Le casse-tête du déficit de financement du secteur humanitaire
09/12/2016. Article paru sur le site de l’IRIN
Les Nations Unies viennent d’annoncer qu’il faudrait 22,2 milliards de dollars pour répondre aux besoins des quelques 92,8 millions de personnes affectées par les conflits et les catastrophes naturelles en 2017.
Il s’agit du plus important appel humanitaire jamais lancé. Or, si l’on se fie aux tendances de financement actuelles, les organisations d’aide humanitaire pourront se compter chanceuses si elles réussissent à obtenir la moitié de la somme demandée.
Alors que le déficit de financement ne cesse de se creuser, certains experts de l’aide croient qu’il est temps d’établir des priorités et de concentrer les efforts humanitaires sur les actions les plus urgentes permettant de sauver des vies en s’assurant notamment que celles-ci sont financées à 100 pour cent.

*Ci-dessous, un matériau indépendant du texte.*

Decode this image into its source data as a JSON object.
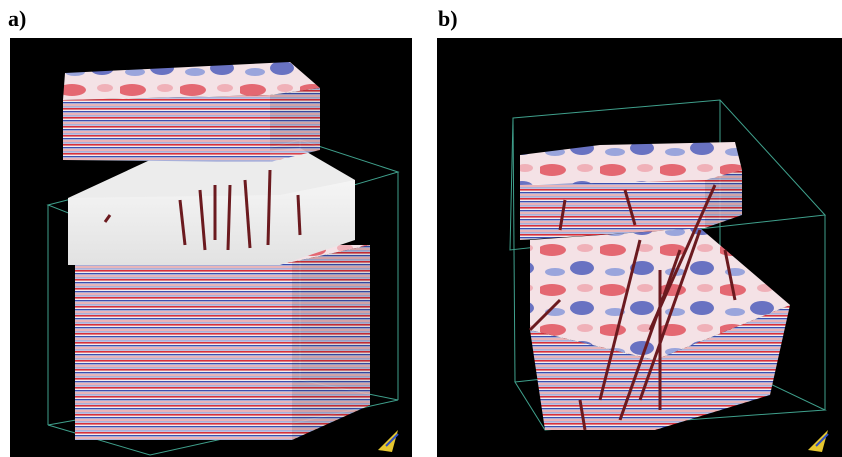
{
  "panels": [
    {
      "label": "a)"
    },
    {
      "label": "b)"
    }
  ]
}
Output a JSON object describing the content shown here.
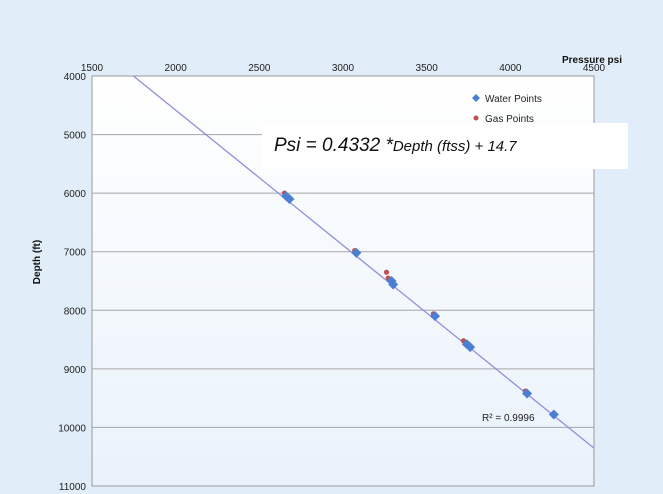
{
  "chart_data": {
    "type": "scatter",
    "title": "",
    "xlabel": "Pressure psi",
    "ylabel": "Depth (ft)",
    "x_axis_position": "top",
    "y_axis_inverted": true,
    "xlim": [
      1500,
      4500
    ],
    "ylim": [
      4000,
      11000
    ],
    "x_ticks": [
      1500,
      2000,
      2500,
      3000,
      3500,
      4000,
      4500
    ],
    "y_ticks": [
      4000,
      5000,
      6000,
      7000,
      8000,
      9000,
      10000,
      11000
    ],
    "grid": "horizontal",
    "legend_position": "top-right",
    "series": [
      {
        "name": "Water Points",
        "marker": "diamond",
        "color": "#4a7fd1",
        "x": [
          2660,
          2680,
          3080,
          3290,
          3300,
          3550,
          3740,
          3760,
          4100,
          4260
        ],
        "y": [
          6050,
          6100,
          7020,
          7500,
          7560,
          8100,
          8580,
          8630,
          9420,
          9780
        ]
      },
      {
        "name": "Gas Points",
        "marker": "circle",
        "color": "#c0504d",
        "x": [
          2650,
          3070,
          3260,
          3270,
          3540,
          3720,
          4090
        ],
        "y": [
          6000,
          6980,
          7350,
          7450,
          8060,
          8520,
          9380
        ]
      }
    ],
    "trendline": {
      "slope": 0.4332,
      "intercept": 14.7,
      "color": "#8f8fdc"
    },
    "annotations": {
      "equation_main": "Psi = 0.4332 * ",
      "equation_sub": "Depth (ftss) + 14.7",
      "r_squared": "R² = 0.9996"
    }
  }
}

« Les appels d’aujourd’hui sont beaucoup plus ambitieux et sophistiqués. Ils ont des objectifs très divers allant de la résolution des causes profondes [des crises] au développement de la résilience », a dit Mukesh Kapila, professeur en santé publique et affaires humanitaires à l’Université de Manchester. « Ces appels sont tous hautement souhaitables, mais on peut se demander si ce sont réellement des appels ‘humanitaires’ dans le sens traditionnel du terme. »

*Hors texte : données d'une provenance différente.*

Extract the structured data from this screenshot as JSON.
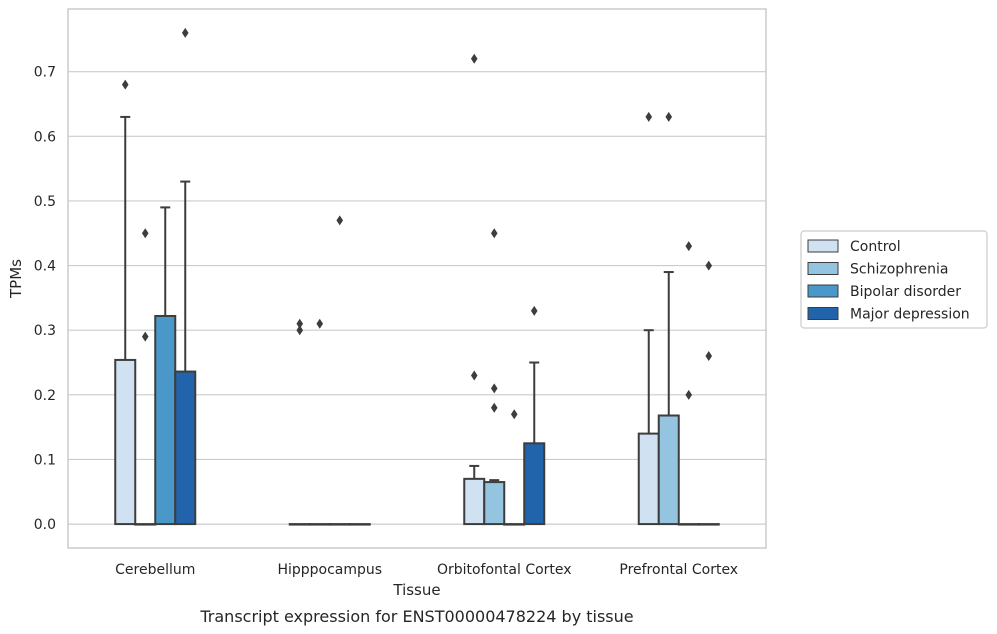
{
  "chart_data": {
    "type": "bar",
    "xlabel": "Tissue",
    "ylabel": "TPMs",
    "caption": "Transcript expression for ENST00000478224 by tissue",
    "categories": [
      "Cerebellum",
      "Hipppocampus",
      "Orbitofontal Cortex",
      "Prefrontal Cortex"
    ],
    "y_ticks": [
      "0.0",
      "0.1",
      "0.2",
      "0.3",
      "0.4",
      "0.5",
      "0.6",
      "0.7"
    ],
    "ylim": [
      -0.037,
      0.797
    ],
    "grid": true,
    "legend_position": "right",
    "series": [
      {
        "name": "Control",
        "color": "#d0e1f2",
        "values": [
          0.254,
          0.0,
          0.07,
          0.14
        ],
        "whisker_high": [
          0.63,
          null,
          0.09,
          0.3
        ],
        "outliers": [
          [
            0.68
          ],
          [
            0.3,
            0.31
          ],
          [
            0.23,
            0.72
          ],
          [
            0.63
          ]
        ]
      },
      {
        "name": "Schizophrenia",
        "color": "#94c4df",
        "values": [
          0.0,
          0.0,
          0.065,
          0.168
        ],
        "whisker_high": [
          null,
          null,
          0.068,
          0.39
        ],
        "outliers": [
          [
            0.29,
            0.45
          ],
          [
            0.31
          ],
          [
            0.18,
            0.21,
            0.45
          ],
          [
            0.63
          ]
        ]
      },
      {
        "name": "Bipolar disorder",
        "color": "#4a98c9",
        "values": [
          0.322,
          0.0,
          0.0,
          0.0
        ],
        "whisker_high": [
          0.49,
          null,
          null,
          null
        ],
        "outliers": [
          [],
          [
            0.47
          ],
          [
            0.17
          ],
          [
            0.2,
            0.43
          ]
        ]
      },
      {
        "name": "Major depression",
        "color": "#2164ab",
        "values": [
          0.236,
          0.0,
          0.125,
          0.0
        ],
        "whisker_high": [
          0.53,
          null,
          0.25,
          null
        ],
        "outliers": [
          [
            0.76
          ],
          [],
          [
            0.33
          ],
          [
            0.26,
            0.4
          ]
        ]
      }
    ]
  }
}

« Je pense que le secteur humanitaire doit se concentrer de nouveau sur les interventions fondamentales visant à sauver des vies », a-t-il dit à IRIN. « Les programmes de subventions pour l’achat de nourriture et de réduction de la vulnérabilité, bien qu’extrêmement louables, exigent énormément d’efforts, alors que, par définition, l’approche humanitaire dispose de moyens très limités. »

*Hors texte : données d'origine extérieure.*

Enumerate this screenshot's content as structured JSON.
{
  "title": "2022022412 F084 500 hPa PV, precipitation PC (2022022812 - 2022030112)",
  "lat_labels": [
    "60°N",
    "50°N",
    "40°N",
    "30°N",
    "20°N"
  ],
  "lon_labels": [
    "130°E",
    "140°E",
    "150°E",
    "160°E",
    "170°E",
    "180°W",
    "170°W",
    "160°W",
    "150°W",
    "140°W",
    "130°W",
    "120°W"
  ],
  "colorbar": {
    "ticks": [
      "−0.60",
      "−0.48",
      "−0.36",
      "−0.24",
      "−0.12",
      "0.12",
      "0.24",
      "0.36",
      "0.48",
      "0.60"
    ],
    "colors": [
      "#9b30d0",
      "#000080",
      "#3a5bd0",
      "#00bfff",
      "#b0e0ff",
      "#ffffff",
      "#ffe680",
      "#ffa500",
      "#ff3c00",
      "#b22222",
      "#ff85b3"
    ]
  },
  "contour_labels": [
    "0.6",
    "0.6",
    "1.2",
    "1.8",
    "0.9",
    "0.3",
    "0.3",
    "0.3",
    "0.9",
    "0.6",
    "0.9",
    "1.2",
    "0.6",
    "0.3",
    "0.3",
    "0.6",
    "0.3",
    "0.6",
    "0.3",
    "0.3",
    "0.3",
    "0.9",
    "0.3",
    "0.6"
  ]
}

Dans un article rédigé récemment pour IRIN, Antonio Donini, analyste auprès du Centre international Feinstein de l’Université Tufts, suggère également que la meilleure réponse à la crise du multilatéralisme – qui se manifeste notamment par l’élection de Donald Trump et l’abandon des principes humanitaires, tant en Syrie qu’au Soudan du Sud – pourrait être « une entreprise humanitaire davantage axée sur un ‘retour à l’essentiel’ ».
Pas si simple
Les appels humanitaires lancés par les Nations Unies ne représentent pas les besoins de toutes les personnes affectées par les crises dans le monde (ils excluent en effet les appels d’urgence et les flux d’aide qui ne passent pas par le système des Nations Unies). Ils suggèrent toutefois que le besoin d’une aide internationale d’urgence est supérieur à la volonté des gouvernements donateurs d’augmenter leurs contributions. En 2016, par exemple, les bailleurs de fonds ont versé 11,4 milliards de dollars pour répondre aux appels coordonnés par les Nations Unies. Il s’agit d’un montant record, mais qui représente à peine la moitié des 20,1 milliards demandés. Il y a dix ans, l’appel annuel, d’un montant de 5 milliards de dollars, était presque financé à hauteur de 70 pour cent.
Le déficit de financement
Les Nations Unies ont de plus en plus de difficulté à trouver les fonds pour leurs appels humanitaires
La superstructure humanitaire qui s’est développée au cours des 25 dernières années est déjà soumise à des pressions pour se réformer, pour devenir plus comptable de ses actes et plus transparente et pour installer ses centres financiers et de pouvoir dans les pays du sud, et pas seulement dans les capitales occidentales.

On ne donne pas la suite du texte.